The shift toward the electrification of everything is "going to be profound" for the utility industry.
That's according to Mike Howard, president and CEO of the Electric Power Research Institute, which is holding its first-ever international electrification conference this week in California.
“The value of electricity is more important today than it’s ever been. The value of electricity, even 10 years from now, and what it does to help all of us, is going to be profound," he said, opening the event.
How do you know when a popular idea has taken root in the utility industry? Throngs of energy wonks.
The conference is bringing together 1,800 people from utilities, tech companies, regulatory agencies and NGOs to talk about electrification.
And utility execs are enthusiastically embracing the electrification vision.
“This is the right time for us to come together and figure out how to respond to this crucial moment in the history of our industry and of society in general,” said Pedro Pizarro, president and CEO, Edison International, the parent company of the electric utility Southern California Edison, in a keynote address.
“The benefits to customers from electrification are obvious: less money spent on fuel for their cars and homes, and cleaner air for everyone," said Pizarro.
"We are seeing transformative trends that are all converging — climate change, air quality, the transportation revolution, the accelerating process of digitization and automation," he said.
National electrification assessment
The electrification conference builds upon EPRI’s work to promote what it calls “efficient electrification.” In April, EPRI released its first U.S. National Electrification Assessment.
Edison’s Pizarro, who also sits on EPRI’s board, said “this was the first comprehensive effort at EPRI to really get to understand the potential for customer adoption of electric technologies and all the benefits they bring.”
“Some folks might argue that increasing electricity use conflicts with the goals of energy efficiency,” he said. “But not if it is efficient electrification.”
The study considered four scenarios of technology adoption and climate policy — ranging from so-called “conservative” to “transformation.”
The report found, said Pizarro, “that economy-wide electrification leads to a reduction in energy consumption overall.

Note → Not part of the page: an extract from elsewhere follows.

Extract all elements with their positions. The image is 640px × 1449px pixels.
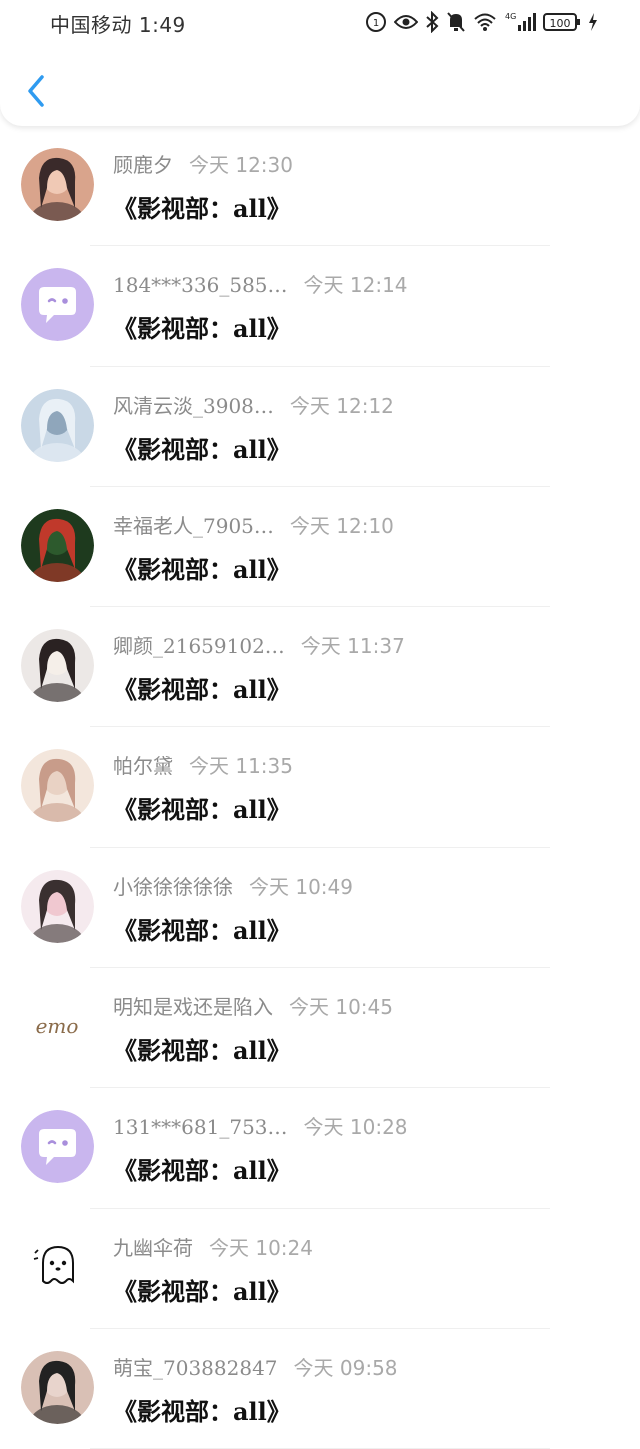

It spurs steady growth in electric load, and it reduces greenhouse gas emissions — even in scenarios with no changes in climate policy.”

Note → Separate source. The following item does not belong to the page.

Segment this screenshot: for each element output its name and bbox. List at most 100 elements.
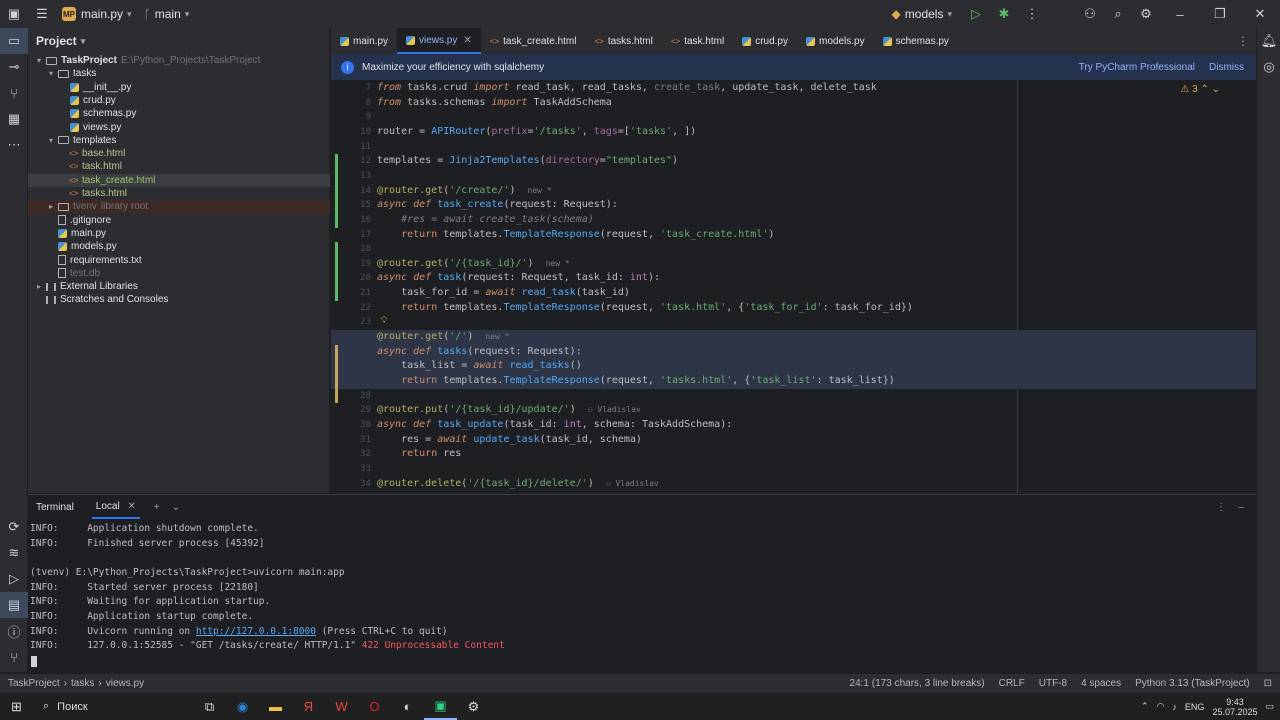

In the most ambitious scenario, the assessment projected a reduction in total final energy consumption of as much as 32 percent, and economy-wide reductions in greenhouse gas emissions of up to 67 percent, in the United States by 2050.
It’s all about the customer
For the utility executives on the opening plenary panel, the shift to electrification is all about the customer.
“Our role as a utility is to be an advocate for customers,” said Terry Bassham, president and CEO of Evergy, Inc. Listening to customers is taking Evergy in a new direction.
Bassham said the role of call centers is waning, as more customers pay bills or make inquiries online.
“But we’re finding that for those customers who do need to talk to someone, and are confused about their bill, or want to talk about energy products — we need to have that conversation,” he said. “They, more than ever, need a place to go.”
“It’s a little reverse of what we’ve done in many industries from a customer perspective, but we think it’s a great opportunity to meet customers on a very personal level,” he added.
In May, Evergy opened its first brick-and-mortar “Connect Center,” in downtown Kansas City, Missouri, where residential and business customers can make payments, resolve bill inquiries, or create an account. Customers can also get a firsthand look at an electric vehicle and charging station and learn more about energy-saving technologies such as smart thermostats or home energy management systems.
CPS Energy’s president and CEO Paula Gold-Williams’ advice for her fellow utility executives? “Listen more than you talk. Engage with people in dialogue.”
“Ten years ago,” she went on, “I used to talk to people about what the energy business was and electricity, and nobody had any interest at all. But now, we have an opportunity to engage people in conversation about really interesting things that [we] are enabling, and energy makes a difference.”
“Our customers want choices. And we’re starting to see more and more of them make the choice to go electric,” said Edison’s Pizarro.